博士 === 國立臺北科技大學 === 機電科技研究所 === 97 === Solid oxide fuel cell (SOFC) has the advantage of high efficiency in converting the chemical energy to electricity. The main structure of SOFC is a three-layered structure with the electrolyte sandwiched by anode and cathode. Yttria stabilized zirconia (YSZ) is generally the material of electrolyte due to its high ionic conductivity and stable physical and chemical properties. However, YSZ has oxygen ionic conductivity only in the high operation temperature of 500℃ to 1000℃. The ceramic structure of YSZ also suffers the difficulties in the control of geometrical and mechanical properties. For example, thickness of the electrolyte is desired to be controlled within 15 micros with good uniformity. Mechanical properties of anode and cathode also subject to substantial variations during the manufacturing process. Therefore, monitoring of anode, electrolyte and cathode material properties is an important issue. This research is focused on the development of a nondestructive technique for the characterization of material properties and thickness of individual layer in solid oxide fuel cell (SOFC). A single cell of SOFC module is a three-layered ceramic structure, including layers of anode, electrolyte and cathode. For the ceramic layers in the SOFC, it is difficult to characterize their material properties with traditional material testing methods.
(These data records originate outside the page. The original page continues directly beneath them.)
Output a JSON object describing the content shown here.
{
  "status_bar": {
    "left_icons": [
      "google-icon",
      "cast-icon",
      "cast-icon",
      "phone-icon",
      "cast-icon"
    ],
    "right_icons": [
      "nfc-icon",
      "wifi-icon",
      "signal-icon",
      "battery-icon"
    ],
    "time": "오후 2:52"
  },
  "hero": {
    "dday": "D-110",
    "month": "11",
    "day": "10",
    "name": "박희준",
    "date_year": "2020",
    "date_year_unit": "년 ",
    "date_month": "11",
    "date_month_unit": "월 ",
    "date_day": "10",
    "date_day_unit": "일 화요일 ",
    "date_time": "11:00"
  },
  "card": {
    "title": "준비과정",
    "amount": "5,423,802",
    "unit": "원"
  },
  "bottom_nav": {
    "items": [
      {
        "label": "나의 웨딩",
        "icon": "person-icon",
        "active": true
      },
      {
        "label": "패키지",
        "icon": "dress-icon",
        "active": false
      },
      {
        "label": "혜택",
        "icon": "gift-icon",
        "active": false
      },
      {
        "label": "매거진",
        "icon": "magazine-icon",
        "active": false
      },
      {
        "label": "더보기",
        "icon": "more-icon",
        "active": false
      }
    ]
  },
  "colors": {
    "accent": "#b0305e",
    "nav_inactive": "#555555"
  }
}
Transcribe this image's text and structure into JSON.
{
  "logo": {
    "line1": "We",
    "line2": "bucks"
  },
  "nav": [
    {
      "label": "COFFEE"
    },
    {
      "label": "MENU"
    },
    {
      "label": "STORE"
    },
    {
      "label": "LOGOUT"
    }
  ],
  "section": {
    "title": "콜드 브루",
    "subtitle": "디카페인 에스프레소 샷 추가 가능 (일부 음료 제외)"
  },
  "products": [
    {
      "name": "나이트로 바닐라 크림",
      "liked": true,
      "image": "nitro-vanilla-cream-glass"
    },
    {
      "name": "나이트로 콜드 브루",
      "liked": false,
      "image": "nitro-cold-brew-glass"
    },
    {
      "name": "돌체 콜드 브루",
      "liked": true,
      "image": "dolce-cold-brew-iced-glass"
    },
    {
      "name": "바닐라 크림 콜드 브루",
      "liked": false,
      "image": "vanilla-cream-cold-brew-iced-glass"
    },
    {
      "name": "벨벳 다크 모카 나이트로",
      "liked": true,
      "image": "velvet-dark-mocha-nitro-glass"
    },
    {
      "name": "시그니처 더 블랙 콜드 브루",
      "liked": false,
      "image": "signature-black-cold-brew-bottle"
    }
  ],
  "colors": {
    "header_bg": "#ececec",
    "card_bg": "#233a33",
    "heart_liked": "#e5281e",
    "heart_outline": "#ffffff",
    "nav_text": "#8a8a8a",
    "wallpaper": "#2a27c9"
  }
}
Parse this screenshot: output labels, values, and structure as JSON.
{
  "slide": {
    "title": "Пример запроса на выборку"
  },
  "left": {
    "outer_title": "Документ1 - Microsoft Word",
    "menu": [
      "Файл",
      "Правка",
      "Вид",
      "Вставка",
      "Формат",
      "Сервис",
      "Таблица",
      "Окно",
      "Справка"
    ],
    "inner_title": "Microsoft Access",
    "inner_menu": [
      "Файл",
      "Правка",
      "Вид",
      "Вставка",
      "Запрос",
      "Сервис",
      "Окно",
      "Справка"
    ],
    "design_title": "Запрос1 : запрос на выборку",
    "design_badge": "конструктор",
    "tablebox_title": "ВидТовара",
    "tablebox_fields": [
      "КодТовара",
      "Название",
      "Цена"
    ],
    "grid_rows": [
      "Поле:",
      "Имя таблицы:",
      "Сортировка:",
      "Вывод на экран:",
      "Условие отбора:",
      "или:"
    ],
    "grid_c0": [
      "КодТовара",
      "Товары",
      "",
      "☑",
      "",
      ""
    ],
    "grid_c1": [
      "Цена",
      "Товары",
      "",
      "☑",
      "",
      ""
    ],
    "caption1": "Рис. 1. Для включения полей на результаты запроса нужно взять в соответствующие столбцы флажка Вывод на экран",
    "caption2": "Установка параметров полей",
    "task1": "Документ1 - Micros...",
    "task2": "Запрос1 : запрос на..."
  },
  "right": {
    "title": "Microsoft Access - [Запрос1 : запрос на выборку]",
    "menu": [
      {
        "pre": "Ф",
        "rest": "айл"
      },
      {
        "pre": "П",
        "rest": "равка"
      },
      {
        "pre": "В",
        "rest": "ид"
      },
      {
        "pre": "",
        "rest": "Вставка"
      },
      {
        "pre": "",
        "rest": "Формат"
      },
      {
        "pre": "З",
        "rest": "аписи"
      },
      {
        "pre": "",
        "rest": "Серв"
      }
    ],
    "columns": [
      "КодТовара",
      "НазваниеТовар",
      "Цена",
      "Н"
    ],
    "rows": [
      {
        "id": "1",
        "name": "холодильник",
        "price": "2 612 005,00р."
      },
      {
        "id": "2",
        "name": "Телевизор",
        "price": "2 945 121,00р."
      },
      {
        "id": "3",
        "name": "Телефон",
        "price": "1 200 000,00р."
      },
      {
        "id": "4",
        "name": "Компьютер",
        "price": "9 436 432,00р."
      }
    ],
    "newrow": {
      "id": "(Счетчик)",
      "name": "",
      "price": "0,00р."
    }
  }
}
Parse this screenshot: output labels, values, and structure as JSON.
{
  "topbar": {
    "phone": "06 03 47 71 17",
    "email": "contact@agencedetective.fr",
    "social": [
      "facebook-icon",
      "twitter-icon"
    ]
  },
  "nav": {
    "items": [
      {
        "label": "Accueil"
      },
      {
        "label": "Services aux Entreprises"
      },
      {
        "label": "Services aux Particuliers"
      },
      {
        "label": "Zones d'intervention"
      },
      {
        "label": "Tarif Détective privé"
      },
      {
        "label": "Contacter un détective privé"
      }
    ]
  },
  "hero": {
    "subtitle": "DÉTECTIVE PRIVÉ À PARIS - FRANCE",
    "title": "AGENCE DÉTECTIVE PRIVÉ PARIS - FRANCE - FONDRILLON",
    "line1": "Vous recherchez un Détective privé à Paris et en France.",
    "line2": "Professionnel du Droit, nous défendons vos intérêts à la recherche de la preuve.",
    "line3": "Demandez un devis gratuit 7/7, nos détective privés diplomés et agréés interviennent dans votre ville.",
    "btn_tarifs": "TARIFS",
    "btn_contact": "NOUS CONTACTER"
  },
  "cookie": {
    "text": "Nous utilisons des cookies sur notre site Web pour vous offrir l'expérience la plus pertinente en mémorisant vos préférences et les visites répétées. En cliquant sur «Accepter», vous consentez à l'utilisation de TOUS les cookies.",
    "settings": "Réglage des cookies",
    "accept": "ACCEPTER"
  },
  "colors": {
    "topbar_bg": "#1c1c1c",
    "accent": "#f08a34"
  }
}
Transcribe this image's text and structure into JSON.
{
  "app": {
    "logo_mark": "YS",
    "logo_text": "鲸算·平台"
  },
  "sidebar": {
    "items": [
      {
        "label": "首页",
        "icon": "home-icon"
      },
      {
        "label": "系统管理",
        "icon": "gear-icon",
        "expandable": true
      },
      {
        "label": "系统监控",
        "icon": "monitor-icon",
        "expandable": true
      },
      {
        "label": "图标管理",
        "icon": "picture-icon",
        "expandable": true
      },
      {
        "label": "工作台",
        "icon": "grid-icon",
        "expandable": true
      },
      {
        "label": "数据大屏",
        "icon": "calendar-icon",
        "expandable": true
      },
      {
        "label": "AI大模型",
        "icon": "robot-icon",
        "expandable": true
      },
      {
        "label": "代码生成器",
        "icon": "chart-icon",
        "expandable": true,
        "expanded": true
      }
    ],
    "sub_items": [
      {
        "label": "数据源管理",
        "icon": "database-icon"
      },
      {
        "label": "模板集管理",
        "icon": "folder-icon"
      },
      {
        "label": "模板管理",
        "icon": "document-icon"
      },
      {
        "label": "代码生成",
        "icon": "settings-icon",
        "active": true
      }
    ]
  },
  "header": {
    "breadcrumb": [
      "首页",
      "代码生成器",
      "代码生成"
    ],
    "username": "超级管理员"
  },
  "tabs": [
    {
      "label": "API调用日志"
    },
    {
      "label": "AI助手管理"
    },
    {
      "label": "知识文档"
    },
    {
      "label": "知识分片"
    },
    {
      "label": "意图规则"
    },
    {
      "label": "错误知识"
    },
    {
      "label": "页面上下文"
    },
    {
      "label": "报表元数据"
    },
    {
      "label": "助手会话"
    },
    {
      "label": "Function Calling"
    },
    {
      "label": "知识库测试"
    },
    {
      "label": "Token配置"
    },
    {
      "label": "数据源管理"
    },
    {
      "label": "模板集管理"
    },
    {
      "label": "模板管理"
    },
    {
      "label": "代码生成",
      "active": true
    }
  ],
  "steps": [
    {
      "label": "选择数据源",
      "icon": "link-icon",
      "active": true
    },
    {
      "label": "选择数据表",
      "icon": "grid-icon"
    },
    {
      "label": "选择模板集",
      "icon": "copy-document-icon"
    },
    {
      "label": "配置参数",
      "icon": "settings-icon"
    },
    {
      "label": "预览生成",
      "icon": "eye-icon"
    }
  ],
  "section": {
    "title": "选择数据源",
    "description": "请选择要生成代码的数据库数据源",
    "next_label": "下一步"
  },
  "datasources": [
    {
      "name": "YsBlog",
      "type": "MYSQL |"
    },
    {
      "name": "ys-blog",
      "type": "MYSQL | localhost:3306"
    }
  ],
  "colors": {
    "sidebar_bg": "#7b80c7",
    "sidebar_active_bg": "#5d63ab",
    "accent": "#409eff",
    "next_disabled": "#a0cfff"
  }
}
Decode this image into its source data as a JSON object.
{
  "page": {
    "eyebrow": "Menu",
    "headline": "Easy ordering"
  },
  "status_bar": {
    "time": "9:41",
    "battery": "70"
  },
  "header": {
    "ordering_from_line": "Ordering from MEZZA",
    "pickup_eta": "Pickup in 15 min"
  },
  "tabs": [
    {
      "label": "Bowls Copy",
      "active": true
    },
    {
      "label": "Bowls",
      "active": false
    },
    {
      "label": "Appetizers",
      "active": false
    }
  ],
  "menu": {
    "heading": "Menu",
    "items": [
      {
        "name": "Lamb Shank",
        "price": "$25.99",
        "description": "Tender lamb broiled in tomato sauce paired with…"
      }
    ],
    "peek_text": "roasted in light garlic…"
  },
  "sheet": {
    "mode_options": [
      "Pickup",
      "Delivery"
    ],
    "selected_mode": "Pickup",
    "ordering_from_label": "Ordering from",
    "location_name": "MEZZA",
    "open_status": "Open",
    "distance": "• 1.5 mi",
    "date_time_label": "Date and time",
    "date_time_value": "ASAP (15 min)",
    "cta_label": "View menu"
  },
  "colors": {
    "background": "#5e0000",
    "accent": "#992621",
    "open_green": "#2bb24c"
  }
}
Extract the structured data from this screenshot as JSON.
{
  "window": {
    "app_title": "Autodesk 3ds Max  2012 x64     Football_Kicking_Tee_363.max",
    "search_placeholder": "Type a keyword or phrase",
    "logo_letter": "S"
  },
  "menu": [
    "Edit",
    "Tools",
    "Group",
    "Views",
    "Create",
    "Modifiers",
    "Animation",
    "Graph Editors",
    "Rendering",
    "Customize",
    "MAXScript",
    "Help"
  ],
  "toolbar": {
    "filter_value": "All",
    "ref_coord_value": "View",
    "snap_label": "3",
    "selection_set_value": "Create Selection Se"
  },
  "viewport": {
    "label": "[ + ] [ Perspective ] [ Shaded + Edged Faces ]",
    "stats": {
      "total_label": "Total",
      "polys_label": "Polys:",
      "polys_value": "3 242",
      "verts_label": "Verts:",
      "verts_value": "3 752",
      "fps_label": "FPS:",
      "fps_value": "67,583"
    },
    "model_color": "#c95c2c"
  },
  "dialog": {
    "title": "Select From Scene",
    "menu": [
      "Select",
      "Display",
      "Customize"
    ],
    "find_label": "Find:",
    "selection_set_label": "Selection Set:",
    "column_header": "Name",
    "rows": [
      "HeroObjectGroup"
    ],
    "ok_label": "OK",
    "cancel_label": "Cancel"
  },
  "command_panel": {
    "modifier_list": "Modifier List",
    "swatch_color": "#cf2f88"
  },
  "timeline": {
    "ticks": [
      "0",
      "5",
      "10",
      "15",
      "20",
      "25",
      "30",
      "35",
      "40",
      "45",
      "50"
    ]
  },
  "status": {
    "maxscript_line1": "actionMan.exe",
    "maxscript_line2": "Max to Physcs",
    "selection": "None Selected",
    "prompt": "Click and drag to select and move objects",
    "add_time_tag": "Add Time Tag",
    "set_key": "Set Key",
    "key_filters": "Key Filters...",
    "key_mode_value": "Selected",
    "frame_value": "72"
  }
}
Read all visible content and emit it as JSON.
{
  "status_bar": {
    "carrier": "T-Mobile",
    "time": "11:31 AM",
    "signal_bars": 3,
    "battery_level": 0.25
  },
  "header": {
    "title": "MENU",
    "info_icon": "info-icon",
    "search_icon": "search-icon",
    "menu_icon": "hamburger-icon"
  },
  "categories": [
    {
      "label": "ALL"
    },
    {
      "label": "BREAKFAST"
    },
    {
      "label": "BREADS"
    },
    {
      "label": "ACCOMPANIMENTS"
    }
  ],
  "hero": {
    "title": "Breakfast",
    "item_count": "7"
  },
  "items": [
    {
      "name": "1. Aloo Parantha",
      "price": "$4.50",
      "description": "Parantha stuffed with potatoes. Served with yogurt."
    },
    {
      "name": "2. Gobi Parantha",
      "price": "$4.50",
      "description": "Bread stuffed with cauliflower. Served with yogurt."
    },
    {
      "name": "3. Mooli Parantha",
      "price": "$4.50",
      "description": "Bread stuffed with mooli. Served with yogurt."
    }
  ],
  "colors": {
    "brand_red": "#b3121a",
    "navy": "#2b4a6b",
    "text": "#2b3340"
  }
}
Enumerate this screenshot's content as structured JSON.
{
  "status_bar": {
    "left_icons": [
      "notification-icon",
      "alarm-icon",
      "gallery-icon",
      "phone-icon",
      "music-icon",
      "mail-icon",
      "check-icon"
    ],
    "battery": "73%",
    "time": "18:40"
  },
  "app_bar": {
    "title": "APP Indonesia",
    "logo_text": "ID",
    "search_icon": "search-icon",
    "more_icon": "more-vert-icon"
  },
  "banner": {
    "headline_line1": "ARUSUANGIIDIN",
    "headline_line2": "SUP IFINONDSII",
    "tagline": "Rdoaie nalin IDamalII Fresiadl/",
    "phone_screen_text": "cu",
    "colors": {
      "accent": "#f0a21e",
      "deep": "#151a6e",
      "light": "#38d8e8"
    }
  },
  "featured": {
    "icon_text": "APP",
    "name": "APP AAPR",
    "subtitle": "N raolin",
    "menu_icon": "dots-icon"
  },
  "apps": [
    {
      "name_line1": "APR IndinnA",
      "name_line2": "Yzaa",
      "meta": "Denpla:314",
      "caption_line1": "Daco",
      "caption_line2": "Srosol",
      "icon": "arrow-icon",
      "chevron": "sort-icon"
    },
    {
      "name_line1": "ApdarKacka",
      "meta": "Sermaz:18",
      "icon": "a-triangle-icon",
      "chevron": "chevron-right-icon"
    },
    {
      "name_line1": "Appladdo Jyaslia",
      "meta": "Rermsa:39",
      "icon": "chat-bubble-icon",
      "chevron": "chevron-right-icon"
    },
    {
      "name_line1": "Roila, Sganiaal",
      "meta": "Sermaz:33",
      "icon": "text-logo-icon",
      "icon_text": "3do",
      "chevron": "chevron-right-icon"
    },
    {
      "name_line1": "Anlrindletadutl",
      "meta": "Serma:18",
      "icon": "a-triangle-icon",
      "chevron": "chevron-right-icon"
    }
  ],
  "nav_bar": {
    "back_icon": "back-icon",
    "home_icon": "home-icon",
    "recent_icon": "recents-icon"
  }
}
In this research, a laser ultrasound technique is employed to obtain dispersion spectra of guided waves propagating (LGS) in the SOFC, and followed by an inversion algorism to calculated the material and geometrical properties. Good agreement is observed between the obtained properties and other available independent data sources. The current procedure is shown to be feasible in characterizing the ceramic SOFC layers, and currently being developed as an online characterization tool serving in the manufacturing process. While independent measurement using an optical microscope is used as a reference, the inversion-determined thicknesses are 0.341mm and 1.091 mm for the electrolyte and anode layers, respectively. The calculated thickness shows an accuracy of less than 1μm. Also, the obtained material properties are compared with those in the literature where destructive methods are employed, where E=212GPa, v=0.32 for the electrolyte and E=57GPa, v=0.28 for the anode. The determined Young''s modulus shows errors of 7.9% for the anode and 1.9% for the electrolyte.